Perception and Navigation
At the Robotic Systems Lab, we have extraordinary robots that can locomote in challenging environments. However, to be able to carry out autonomous missions, a high-level understanding of the environment and reliable pose and state estimation are required. These perception and navigation solutions are crucial for enabling the robots to operate effectively in complex and dynamic environments. In our group, the core aspects we focus on are:
Navigation
Legged robots possess remarkable agility, making them ideal for tackling challenging outdoor environments. These environments often feature intricate geometries, non-rigid obstacles like bushes and grass, and demanding terrain like muddy or snowy surfaces. Achieving full autonomy in these settings necessitates the development of navigation algorithms that take into account terrain geometry, properties, and semantics. Our research is dedicated to addressing all aspects of navigation, encompassing both local and global path planning, as well as traversability analysis. Our planning methodologies employ sampling-based and end-to-end trained methods as well as reinforcement learning agents to ensure safe navigation through these complex terrains.

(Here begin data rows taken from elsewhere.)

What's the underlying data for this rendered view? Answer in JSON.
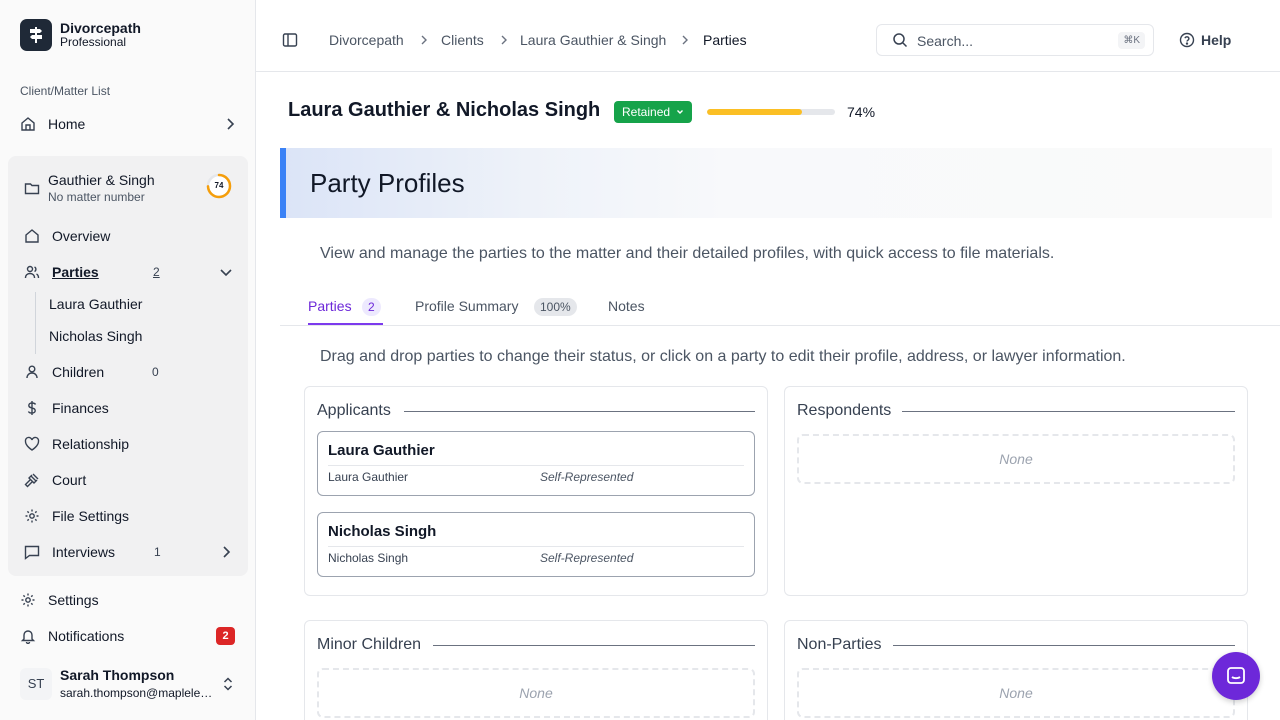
{
  "brand": {
    "name": "Divorcepath",
    "plan": "Professional"
  },
  "sidebar": {
    "section_label": "Client/Matter List",
    "home": "Home",
    "matter": {
      "title": "Gauthier & Singh",
      "subtitle": "No matter number",
      "progress": "74"
    },
    "items": [
      {
        "label": "Overview",
        "icon": "eye-icon"
      },
      {
        "label": "Parties",
        "icon": "users-icon",
        "count": "2"
      },
      {
        "label": "Children",
        "icon": "person-icon",
        "count": "0"
      },
      {
        "label": "Finances",
        "icon": "dollar-icon"
      },
      {
        "label": "Relationship",
        "icon": "heart-icon"
      },
      {
        "label": "Court",
        "icon": "gavel-icon"
      },
      {
        "label": "File Settings",
        "icon": "gear-icon"
      },
      {
        "label": "Interviews",
        "icon": "chat-icon",
        "count": "1"
      }
    ],
    "parties_sub": [
      "Laura Gauthier",
      "Nicholas Singh"
    ],
    "settings": "Settings",
    "notifications": {
      "label": "Notifications",
      "count": "2"
    },
    "user": {
      "initials": "ST",
      "name": "Sarah Thompson",
      "email": "sarah.thompson@mapleleaflaw.ca"
    }
  },
  "topbar": {
    "breadcrumb": [
      "Divorcepath",
      "Clients",
      "Laura Gauthier & Singh",
      "Parties"
    ],
    "search_placeholder": "Search...",
    "shortcut": "⌘K",
    "help": "Help"
  },
  "header": {
    "client": "Laura Gauthier & Nicholas Singh",
    "status": "Retained",
    "progress_value": 0.74,
    "progress_label": "74%"
  },
  "page": {
    "title": "Party Profiles",
    "description": "View and manage the parties to the matter and their detailed profiles, with quick access to file materials.",
    "tabs": [
      {
        "label": "Parties",
        "badge": "2"
      },
      {
        "label": "Profile Summary",
        "badge": "100%"
      },
      {
        "label": "Notes"
      }
    ],
    "instructions": "Drag and drop parties to change their status, or click on a party to edit their profile, address, or lawyer information."
  },
  "groups": {
    "applicants": {
      "title": "Applicants",
      "parties": [
        {
          "name": "Laura Gauthier",
          "sub": "Laura Gauthier",
          "rep": "Self-Represented"
        },
        {
          "name": "Nicholas Singh",
          "sub": "Nicholas Singh",
          "rep": "Self-Represented"
        }
      ]
    },
    "respondents": {
      "title": "Respondents",
      "empty": "None"
    },
    "minor_children": {
      "title": "Minor Children",
      "empty": "None"
    },
    "non_parties": {
      "title": "Non-Parties",
      "empty": "None"
    }
  },
  "colors": {
    "accent": "#6d28d9",
    "status": "#16a34a",
    "progress": "#fbbf24",
    "hero_bar": "#3b82f6"
  }
}
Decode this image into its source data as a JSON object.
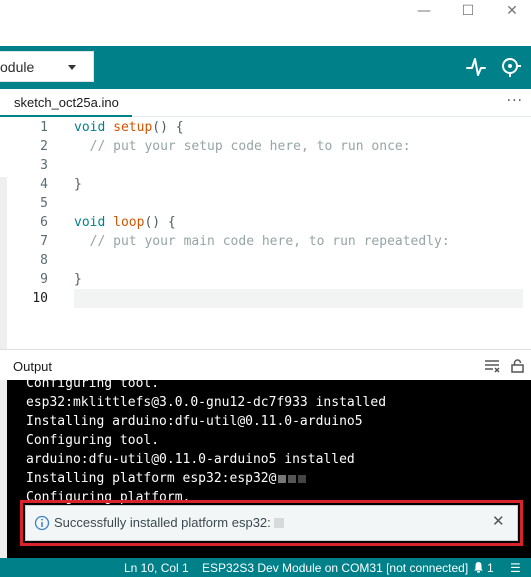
{
  "window": {
    "minimize_glyph": "—",
    "maximize_glyph": "☐",
    "close_glyph": "✕"
  },
  "toolbar": {
    "board_selector_text": "odule",
    "plotter_icon": "serial-plotter-icon",
    "monitor_icon": "serial-monitor-icon"
  },
  "tabs": {
    "active_label": "sketch_oct25a.ino",
    "more_label": "···"
  },
  "editor": {
    "line_numbers": [
      "1",
      "2",
      "3",
      "4",
      "5",
      "6",
      "7",
      "8",
      "9",
      "10"
    ],
    "lines": [
      {
        "kw": "void ",
        "fn": "setup",
        "rest": "() {",
        "cmt": ""
      },
      {
        "kw": "",
        "fn": "",
        "rest": "  ",
        "cmt": "// put your setup code here, to run once:"
      },
      {
        "kw": "",
        "fn": "",
        "rest": "",
        "cmt": ""
      },
      {
        "kw": "",
        "fn": "",
        "rest": "}",
        "cmt": ""
      },
      {
        "kw": "",
        "fn": "",
        "rest": "",
        "cmt": ""
      },
      {
        "kw": "void ",
        "fn": "loop",
        "rest": "() {",
        "cmt": ""
      },
      {
        "kw": "",
        "fn": "",
        "rest": "  ",
        "cmt": "// put your main code here, to run repeatedly:"
      },
      {
        "kw": "",
        "fn": "",
        "rest": "",
        "cmt": ""
      },
      {
        "kw": "",
        "fn": "",
        "rest": "}",
        "cmt": ""
      },
      {
        "kw": "",
        "fn": "",
        "rest": "",
        "cmt": ""
      }
    ]
  },
  "output": {
    "title": "Output",
    "lines": [
      "Configuring tool.",
      "esp32:mklittlefs@3.0.0-gnu12-dc7f933 installed",
      "Installing arduino:dfu-util@0.11.0-arduino5",
      "Configuring tool.",
      "arduino:dfu-util@0.11.0-arduino5 installed",
      "Installing platform esp32:esp32@",
      "Configuring platform."
    ]
  },
  "notification": {
    "message": "Successfully installed platform esp32:",
    "close_glyph": "✕"
  },
  "statusbar": {
    "position": "Ln 10, Col 1",
    "board": "ESP32S3 Dev Module on COM31 [not connected]",
    "notification_count": "1",
    "more": "☰"
  },
  "colors": {
    "accent": "#00818a",
    "highlight_outline": "#d8232a"
  }
}
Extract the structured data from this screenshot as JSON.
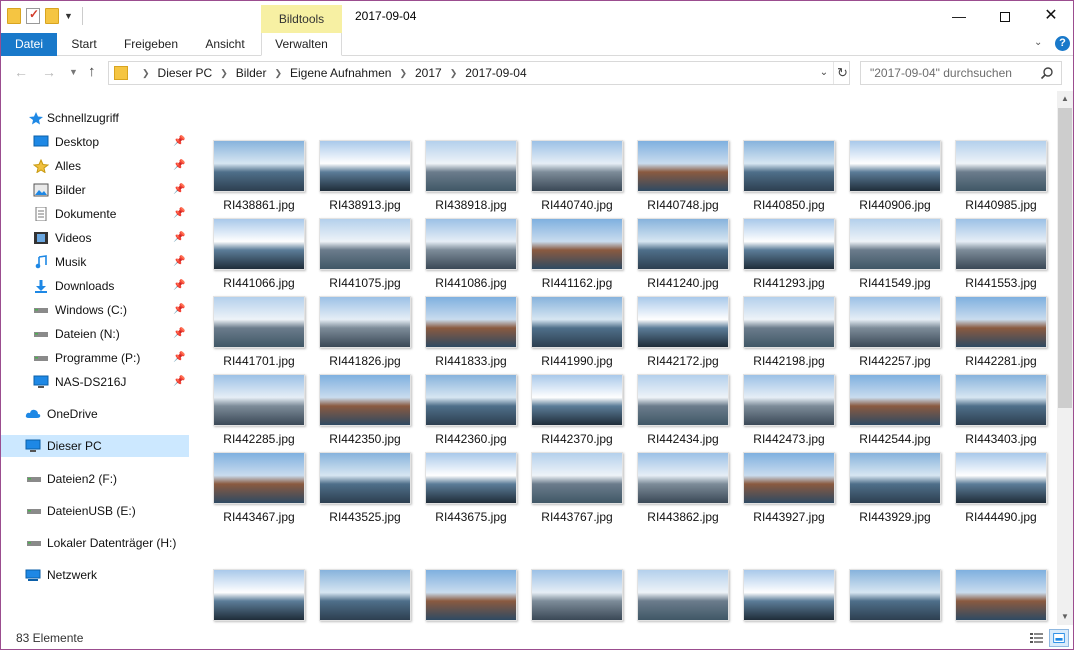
{
  "window": {
    "title": "2017-09-04",
    "context_tab_group": "Bildtools",
    "minimize_glyph": "—",
    "close_glyph": "✕"
  },
  "ribbon": {
    "tabs": [
      "Datei",
      "Start",
      "Freigeben",
      "Ansicht",
      "Verwalten"
    ],
    "help_glyph": "?",
    "accent": "#1979ca"
  },
  "address": {
    "breadcrumbs": [
      "Dieser PC",
      "Bilder",
      "Eigene Aufnahmen",
      "2017",
      "2017-09-04"
    ]
  },
  "search": {
    "placeholder": "\"2017-09-04\" durchsuchen"
  },
  "nav": {
    "quick_access": "Schnellzugriff",
    "pinned": [
      {
        "label": "Desktop",
        "icon": "desktop-icon"
      },
      {
        "label": "Alles",
        "icon": "star-icon"
      },
      {
        "label": "Bilder",
        "icon": "pictures-icon"
      },
      {
        "label": "Dokumente",
        "icon": "documents-icon"
      },
      {
        "label": "Videos",
        "icon": "videos-icon"
      },
      {
        "label": "Musik",
        "icon": "music-icon"
      },
      {
        "label": "Downloads",
        "icon": "downloads-icon"
      },
      {
        "label": "Windows (C:)",
        "icon": "drive-icon"
      },
      {
        "label": "Dateien (N:)",
        "icon": "drive-icon"
      },
      {
        "label": "Programme (P:)",
        "icon": "drive-icon"
      },
      {
        "label": "NAS-DS216J",
        "icon": "monitor-icon"
      }
    ],
    "onedrive": "OneDrive",
    "this_pc": "Dieser PC",
    "drives": [
      "Dateien2 (F:)",
      "DateienUSB (E:)",
      "Lokaler Datenträger (H:)"
    ],
    "network": "Netzwerk",
    "selection_color": "#cce8ff"
  },
  "files": [
    "RI438861.jpg",
    "RI438913.jpg",
    "RI438918.jpg",
    "RI440740.jpg",
    "RI440748.jpg",
    "RI440850.jpg",
    "RI440906.jpg",
    "RI440985.jpg",
    "RI441066.jpg",
    "RI441075.jpg",
    "RI441086.jpg",
    "RI441162.jpg",
    "RI441240.jpg",
    "RI441293.jpg",
    "RI441549.jpg",
    "RI441553.jpg",
    "RI441701.jpg",
    "RI441826.jpg",
    "RI441833.jpg",
    "RI441990.jpg",
    "RI442172.jpg",
    "RI442198.jpg",
    "RI442257.jpg",
    "RI442281.jpg",
    "RI442285.jpg",
    "RI442350.jpg",
    "RI442360.jpg",
    "RI442370.jpg",
    "RI442434.jpg",
    "RI442473.jpg",
    "RI442544.jpg",
    "RI443403.jpg",
    "RI443467.jpg",
    "RI443525.jpg",
    "RI443675.jpg",
    "RI443767.jpg",
    "RI443862.jpg",
    "RI443927.jpg",
    "RI443929.jpg",
    "RI444490.jpg"
  ],
  "partial_row_count": 8,
  "status": {
    "count_text": "83 Elemente"
  }
}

Simultaneous Localization and Mapping
Visual, IMU and LiDAR-based simultaneous localization and mapping (SLAM) are core components in legged robotics to navigate and plan autonomously in a complex environment. Our group focuses on SLAM in challenging and feature-deprived environments to push the limits of state-of-the-art methods. Identifying and mitigating localization degeneracy in such environments is crucial to keep the environment representation (point-cloud map) clear and intact. In addition, the quality and smoothness of the localization result is a crucial component in the success of downstream tasks such as terrain traversability estimation.
For most tasks of autonomous robots and especially SLAM, reliable and fast state and motion estimation updates are critical building blocks. To achieve reliable estimations, our methods are required to handle different modalities and detect outliers and faulty measurements reliably. In mixed environments, i.e., partially indoors and partially outdoors and environments with mixed lighting conditions, all modalities should be used to estimate the current robot's state.
Scene Understanding
We believe that a proper and functioning scene understanding is a crucial part of the next level of autonomy. In our research, we investigate how to fine-tune large pre-trained models, and how to use them best for downstream tasks such as navigation and localization.
Sensor Suite
At the heart of our robots' perception and navigation capabilities lies a sophisticated sensor suite. Our existing systems predominantly utilize RGB and Depth Cameras, LiDAR, and IMU technologies. However, addressing the inherent noise in these sensors, which can only be partially modeled in simulations, presents significant challenges in effectively working with these modalities.